Even with fragmented knowledge of ancient Runcandel myths, Jin had never heard the name. And yet when the weapon pulsed, his skin prickled with unease. It hadn't bled Jarden. It had answered him. In silence. In shadow.
Jin glanced sideways at the cradle beside him.
Jarden's eyes were calm. Not smug. Not vacant. Just... watching.
He knew what he was doing. That was no accidental selection.
Across the hall, Cyron stood unmoving. But his silence was heavier now—less ceremonial, more contemplative. At last, he turned and spoke only to Utahame.
"Jin chose the Founder's sword. And Jarden chose Ryyuzin Zaka."
Cyron spoke in a solemn tone.
A few people were cheering in joy, and a few others were trying their best to hide their displeasure.
This was what the Runcandel superstition was about.
"The ritual is over. And bring Jin to the Storm Castle."
"Utahame and Jarden Follow me."
Rosa frowned. "You're taking him to the Inner Sanctum?"
Cyron didn't answer.
Utahame bowed gently, cradling Jarden in her arms.
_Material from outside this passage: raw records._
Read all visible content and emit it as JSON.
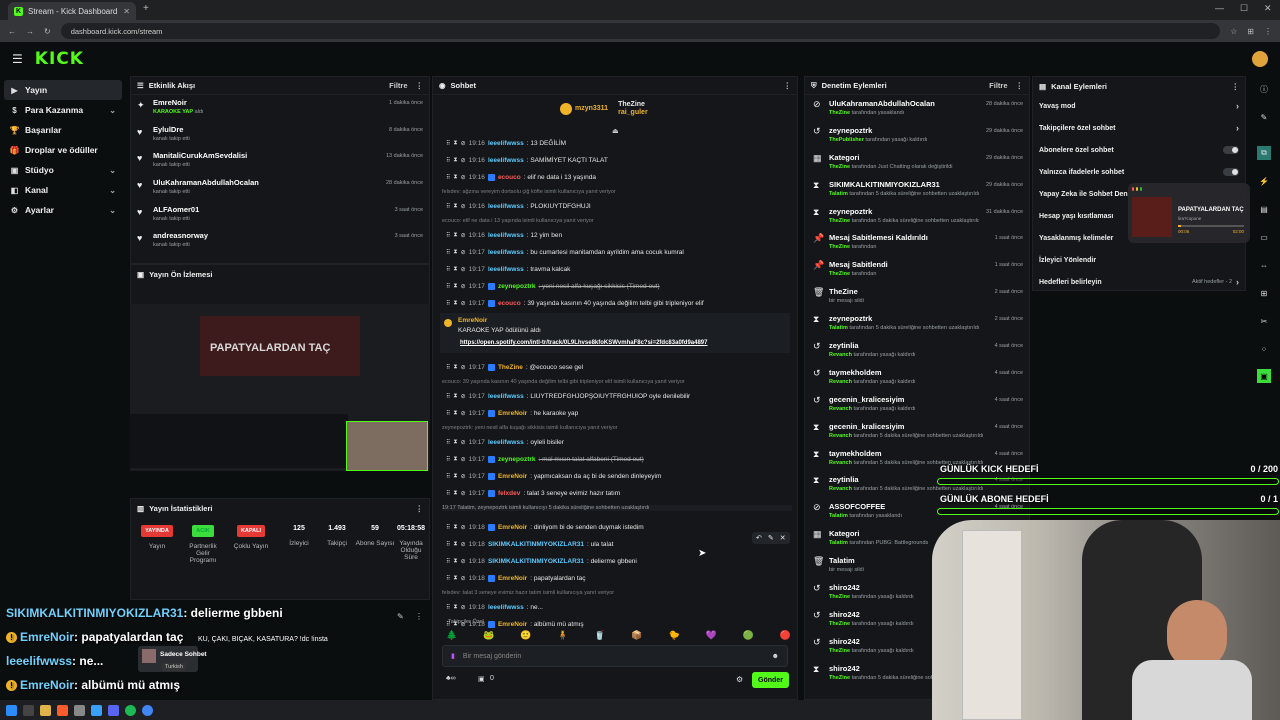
{
  "browser": {
    "tab_title": "Stream - Kick Dashboard",
    "url": "dashboard.kick.com/stream"
  },
  "kick": {
    "logo": "KICK"
  },
  "sidebar": {
    "items": [
      {
        "label": "Yayın",
        "icon": "video-icon",
        "active": true,
        "expandable": false
      },
      {
        "label": "Para Kazanma",
        "icon": "dollar-icon",
        "active": false,
        "expandable": true
      },
      {
        "label": "Başarılar",
        "icon": "trophy-icon",
        "active": false,
        "expandable": false
      },
      {
        "label": "Droplar ve ödüller",
        "icon": "gift-icon",
        "active": false,
        "expandable": false
      },
      {
        "label": "Stüdyo",
        "icon": "studio-icon",
        "active": false,
        "expandable": true
      },
      {
        "label": "Kanal",
        "icon": "channel-icon",
        "active": false,
        "expandable": true
      },
      {
        "label": "Ayarlar",
        "icon": "gear-icon",
        "active": false,
        "expandable": true
      }
    ]
  },
  "activity": {
    "title": "Etkinlik Akışı",
    "filter": "Filtre",
    "items": [
      {
        "name": "EmreNoir",
        "sub_em": "KARAOKE YAP",
        "sub": "aldı",
        "time": "1 dakika önce",
        "icon": "reward-icon"
      },
      {
        "name": "EylulDre",
        "sub": "kanalı takip etti",
        "time": "8 dakika önce",
        "icon": "heart-icon"
      },
      {
        "name": "ManitaliCurukAmSevdalisi",
        "sub": "kanalı takip etti",
        "time": "13 dakika önce",
        "icon": "heart-icon"
      },
      {
        "name": "UluKahramanAbdullahOcalan",
        "sub": "kanalı takip etti",
        "time": "28 dakika önce",
        "icon": "heart-icon"
      },
      {
        "name": "ALFAomer01",
        "sub": "kanalı takip etti",
        "time": "3 saat önce",
        "icon": "heart-icon"
      },
      {
        "name": "andreasnorway",
        "sub": "kanalı takip etti",
        "time": "3 saat önce",
        "icon": "heart-icon"
      }
    ]
  },
  "preview": {
    "title": "Yayın Ön İzlemesi",
    "video_text": "PAPATYALARDAN TAÇ"
  },
  "stats": {
    "title": "Yayın İstatistikleri",
    "items": [
      {
        "chip": "YAYINDA",
        "chip_color": "#e53935",
        "label": "Yayın"
      },
      {
        "chip": "ACIK",
        "chip_color": "#3ddc3d",
        "label": "Partnerlik Gelir Programı"
      },
      {
        "chip": "KAPALI",
        "chip_color": "#e53935",
        "label": "Çoklu Yayın"
      },
      {
        "value": "125",
        "label": "İzleyici"
      },
      {
        "value": "1.493",
        "label": "Takipçi"
      },
      {
        "value": "59",
        "label": "Abone Sayısı"
      },
      {
        "value": "05:18:58",
        "label": "Yayında Olduğu Süre"
      }
    ]
  },
  "overlay_chat": [
    {
      "user": "SIKIMKALKITINMIYOKIZLAR31",
      "text": ": delierme gbbeni",
      "badge": false
    },
    {
      "user": "EmreNoir",
      "text": ": papatyalardan taç",
      "badge": true
    },
    {
      "user": "leeelifwwss",
      "text": ": ne...",
      "badge": false
    },
    {
      "user": "EmreNoir",
      "text": ": albümü mü atmış",
      "badge": true
    }
  ],
  "overlay_misc": {
    "question": "KU, ÇAKI, BIÇAK, KASATURA? !dc !insta",
    "mode": "Sadece Sohbet",
    "lang": "Turkish"
  },
  "chat": {
    "title": "Sohbet",
    "top_user1": "mzyn3311",
    "top_user1_count": "2",
    "top_user2": "TheZine",
    "top_user2_count": "2",
    "top_user3": "rai_guler",
    "top_user3_count": "2",
    "messages": [
      {
        "time": "19:16",
        "user": "leeelifwwss",
        "uc": "",
        "text": ": 13 DEĞİLİM"
      },
      {
        "time": "19:16",
        "user": "leeelifwwss",
        "uc": "",
        "text": ": SAMİMİYET KAÇTI TALAT"
      },
      {
        "time": "19:16",
        "user": "ecouco",
        "uc": "r",
        "text": ": elif ne data i 13 yaşında"
      },
      {
        "reply": "felxdev: ağzına vereyim dortsolu çiğ köfte isimli kullanıcıya yanıt veriyor"
      },
      {
        "time": "19:16",
        "user": "leeelifwwss",
        "uc": "",
        "text": ": PLOKIUYTDFGHUJI"
      },
      {
        "reply": "ecouco: elif ne data i 13 yaşında isimli kullanıcıya yanıt veriyor"
      },
      {
        "time": "19:16",
        "user": "leeelifwwss",
        "uc": "",
        "text": ": 12 yim ben"
      },
      {
        "time": "19:17",
        "user": "leeelifwwss",
        "uc": "",
        "text": ": bu cumartesi manitamdan ayrildim ama cocuk kumral"
      },
      {
        "time": "19:17",
        "user": "leeelifwwss",
        "uc": "",
        "text": ": travma kalcak"
      },
      {
        "time": "19:17",
        "user": "zeynepoztrk",
        "uc": "g",
        "text": ": yeni nesil alfa kuşağı sikkisis (Timed out)"
      },
      {
        "time": "19:17",
        "user": "ecouco",
        "uc": "r",
        "text": ": 39 yaşında kasının 40 yaşında değilim telbi gibi tripleniyor elif"
      },
      {
        "redeem_user": "EmreNoir",
        "redeem_text": "KARAOKE YAP ödülünü aldı",
        "redeem_link": "https://open.spotify.com/intl-tr/track/0L9Lhvse8kfoKSWvmhaF8c?si=2fdc83a0fd9a4897"
      },
      {
        "time": "19:17",
        "user": "TheZine",
        "uc": "y",
        "text": ": @ecouco sese gel"
      },
      {
        "reply": "ecouco: 39 yaşında kasının 40 yaşında değilim telbi gibi tripleniyor elif isimli kullanıcıya yanıt veriyor"
      },
      {
        "time": "19:17",
        "user": "leeelifwwss",
        "uc": "",
        "text": ": LIUYTREDFGHJOPŞOIUYTFRGHUIOP oyle denilebilir"
      },
      {
        "time": "19:17",
        "user": "EmreNoir",
        "uc": "y",
        "text": ": he karaoke yap"
      },
      {
        "reply": "zeynepoztrk: yeni nesil alfa kuşağı sikkisis isimli kullanıcıya yanıt veriyor"
      },
      {
        "time": "19:17",
        "user": "leeelifwwss",
        "uc": "",
        "text": ": oyleli bisiler"
      },
      {
        "time": "19:17",
        "user": "zeynepoztrk",
        "uc": "g",
        "text": ": mal mısın talat alfabeni (Timed out)"
      },
      {
        "time": "19:17",
        "user": "EmreNoir",
        "uc": "y",
        "text": ": yapmıcaksan da aç bi de senden dinleyeyim"
      },
      {
        "time": "19:17",
        "user": "felxdev",
        "uc": "r",
        "text": ": talat 3 seneye evimiz hazır tatım"
      },
      {
        "system": "19:17  Talatim, zeynepoztrk isimli kullanıcıyı 5 dakika süreliğine sohbetten uzaklaştırdı"
      },
      {
        "time": "19:18",
        "user": "EmreNoir",
        "uc": "y",
        "text": ": dinliyom bi de senden duymak istedim"
      },
      {
        "time": "19:18",
        "user": "SIKIMKALKITINMIYOKIZLAR31",
        "uc": "",
        "text": ": ula talat"
      },
      {
        "time": "19:18",
        "user": "SIKIMKALKITINMIYOKIZLAR31",
        "uc": "",
        "text": ": delierme gbbeni"
      },
      {
        "time": "19:18",
        "user": "EmreNoir",
        "uc": "y",
        "text": ": papatyalardan taç"
      },
      {
        "reply": "felxdev: talat 3 seneye evimiz hazır tatım isimli kullanıcıya yanıt veriyor"
      },
      {
        "time": "19:18",
        "user": "leeelifwwss",
        "uc": "",
        "text": ": ne..."
      },
      {
        "time": "19:18",
        "user": "EmreNoir",
        "uc": "y",
        "text": ": albümü mü atmış"
      }
    ],
    "emote_label": "Takipçiler Özel",
    "input_placeholder": "Bir mesaj gönderin",
    "points": "0",
    "send": "Gönder"
  },
  "moderation": {
    "title": "Denetim Eylemleri",
    "filter": "Filtre",
    "items": [
      {
        "name": "UluKahramanAbdullahOcalan",
        "actor": "TheZine",
        "text": "tarafından yasaklandı",
        "time": "28 dakika önce",
        "icon": "ban-icon"
      },
      {
        "name": "zeynepoztrk",
        "actor": "ThePublisher",
        "text": "tarafından yasağı kaldırdı",
        "time": "29 dakika önce",
        "icon": "undo-icon"
      },
      {
        "name": "Kategori",
        "actor": "TheZine",
        "text": "tarafından Just Chatting olarak değiştirildi",
        "time": "29 dakika önce",
        "icon": "calendar-icon"
      },
      {
        "name": "SIKIMKALKITINMIYOKIZLAR31",
        "actor": "Talatim",
        "text": "tarafından 5 dakika süreliğine sohbetten uzaklaştırıldı",
        "time": "29 dakika önce",
        "icon": "hourglass-icon"
      },
      {
        "name": "zeynepoztrk",
        "actor": "TheZine",
        "text": "tarafından 5 dakika süreliğine sohbetten uzaklaştırıldı",
        "time": "31 dakika önce",
        "icon": "hourglass-icon"
      },
      {
        "name": "Mesaj Sabitlemesi Kaldırıldı",
        "actor": "TheZine",
        "text": "tarafından",
        "time": "1 saat önce",
        "icon": "pin-icon"
      },
      {
        "name": "Mesaj Sabitlendi",
        "actor": "TheZine",
        "text": "tarafından",
        "time": "1 saat önce",
        "icon": "pin-icon"
      },
      {
        "name": "TheZine",
        "actor": "",
        "text": "bir mesajı sildi",
        "time": "2 saat önce",
        "icon": "trash-icon"
      },
      {
        "name": "zeynepoztrk",
        "actor": "Talatim",
        "text": "tarafından 5 dakika süreliğine sohbetten uzaklaştırıldı",
        "time": "2 saat önce",
        "icon": "hourglass-icon"
      },
      {
        "name": "zeytinlia",
        "actor": "Revanch",
        "text": "tarafından yasağı kaldırdı",
        "time": "4 saat önce",
        "icon": "undo-icon"
      },
      {
        "name": "taymekholdem",
        "actor": "Revanch",
        "text": "tarafından yasağı kaldırdı",
        "time": "4 saat önce",
        "icon": "undo-icon"
      },
      {
        "name": "gecenin_kralicesiyim",
        "actor": "Revanch",
        "text": "tarafından yasağı kaldırdı",
        "time": "4 saat önce",
        "icon": "undo-icon"
      },
      {
        "name": "gecenin_kralicesiyim",
        "actor": "Revanch",
        "text": "tarafından 5 dakika süreliğine sohbetten uzaklaştırıldı",
        "time": "4 saat önce",
        "icon": "hourglass-icon"
      },
      {
        "name": "taymekholdem",
        "actor": "Revanch",
        "text": "tarafından 5 dakika süreliğine sohbetten uzaklaştırıldı",
        "time": "4 saat önce",
        "icon": "hourglass-icon"
      },
      {
        "name": "zeytinlia",
        "actor": "Revanch",
        "text": "tarafından 5 dakika süreliğine sohbetten uzaklaştırıldı",
        "time": "4 saat önce",
        "icon": "hourglass-icon"
      },
      {
        "name": "ASSOFCOFFEE",
        "actor": "Talatim",
        "text": "tarafından yasaklandı",
        "time": "4 saat önce",
        "icon": "ban-icon"
      },
      {
        "name": "Kategori",
        "actor": "Talatim",
        "text": "tarafından PUBG: Battlegrounds",
        "time": "",
        "icon": "calendar-icon"
      },
      {
        "name": "Talatim",
        "actor": "",
        "text": "bir mesajı sildi",
        "time": "",
        "icon": "trash-icon"
      },
      {
        "name": "shiro242",
        "actor": "TheZine",
        "text": "tarafından yasağı kaldırdı",
        "time": "",
        "icon": "undo-icon"
      },
      {
        "name": "shiro242",
        "actor": "TheZine",
        "text": "tarafından yasağı kaldırdı",
        "time": "",
        "icon": "undo-icon"
      },
      {
        "name": "shiro242",
        "actor": "TheZine",
        "text": "tarafından yasağı kaldırdı",
        "time": "",
        "icon": "undo-icon"
      },
      {
        "name": "shiro242",
        "actor": "TheZine",
        "text": "tarafından 5 dakika süreliğine sohbetten uzaklaştırıldı",
        "time": "",
        "icon": "hourglass-icon"
      }
    ]
  },
  "channel_actions": {
    "title": "Kanal Eylemleri",
    "items": [
      {
        "label": "Yavaş mod",
        "control": "chevron"
      },
      {
        "label": "Takipçilere özel sohbet",
        "control": "chevron"
      },
      {
        "label": "Abonelere özel sohbet",
        "control": "toggle"
      },
      {
        "label": "Yalnızca ifadelerle sohbet",
        "control": "toggle"
      },
      {
        "label": "Yapay Zeka ile Sohbet Den",
        "control": ""
      },
      {
        "label": "Hesap yaşı kısıtlaması",
        "control": ""
      },
      {
        "label": "Yasaklanmış kelimeler",
        "control": ""
      },
      {
        "label": "İzleyici Yönlendir",
        "control": ""
      },
      {
        "label": "Hedefleri belirleyin",
        "control": "chevron",
        "extra": "Aktif hedefler - 2"
      }
    ]
  },
  "spotify": {
    "title": "PAPATYALARDAN TAÇ",
    "artist": "lira?copone",
    "elapsed": "00:06",
    "total": "02:00"
  },
  "goals": [
    {
      "label": "GÜNLÜK KICK HEDEFİ",
      "value": "0 / 200",
      "progress": 0
    },
    {
      "label": "GÜNLÜK ABONE HEDEFİ",
      "value": "0 / 1",
      "progress": 0
    }
  ]
}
She followed her lord without words. No servant dared intercept. No sibling dared question.
Inside the Inner Sanctum – Later That Night
The stone doors closed behind them with a muffled boom.
Ancient weapons hung in silent reverence. Scrolls embedded in crystal lined the walls. It was a place not even most swordmasters knew existed.
Cyron placed one hand on the obsidian pedestal and lowered his voice.
"That blade should not have appeared."
Utahame didn't flinch. "It returned because he was ready."
Cyron's gaze hardened. "It was sealed for a reason. Ryyuzin Zaka answers only to death-born spirits—those touched by non-lineage fate."
"He was touched," she replied. "By regret. By knowledge of a world that no longer exists. But also by resolve."
Cyron looked at Jarden—now sleeping, his breath slow but steady.
"I see no chaos in him."
"You won't. Not yet."
Cyron exhaled once—sharp and rare.
"If Barisada speaks of rule…"
"Ryyuzin Zaka speaks of rewriting."
Elsewhere — Jin's Chambers
Ginny dabbed a cloth across Jin's forehead, humming gently.
But Jin was wide awake.
'That sword… whatever it was… it changed something.'
He had returned to this world to carve out the future he was denied.
But now, there was another blade beside him. Equal in power. Rooted in mystery.
And wielded—no, accepted—by his twin.
For the first time in this new life… Jin didn't feel like the sole protagonist.
He felt the gravity of rivalry.
Not out of hatred.
Not from jealousy.
But from the knowledge that fate had now split into two roads.
And he didn't know where either of them led.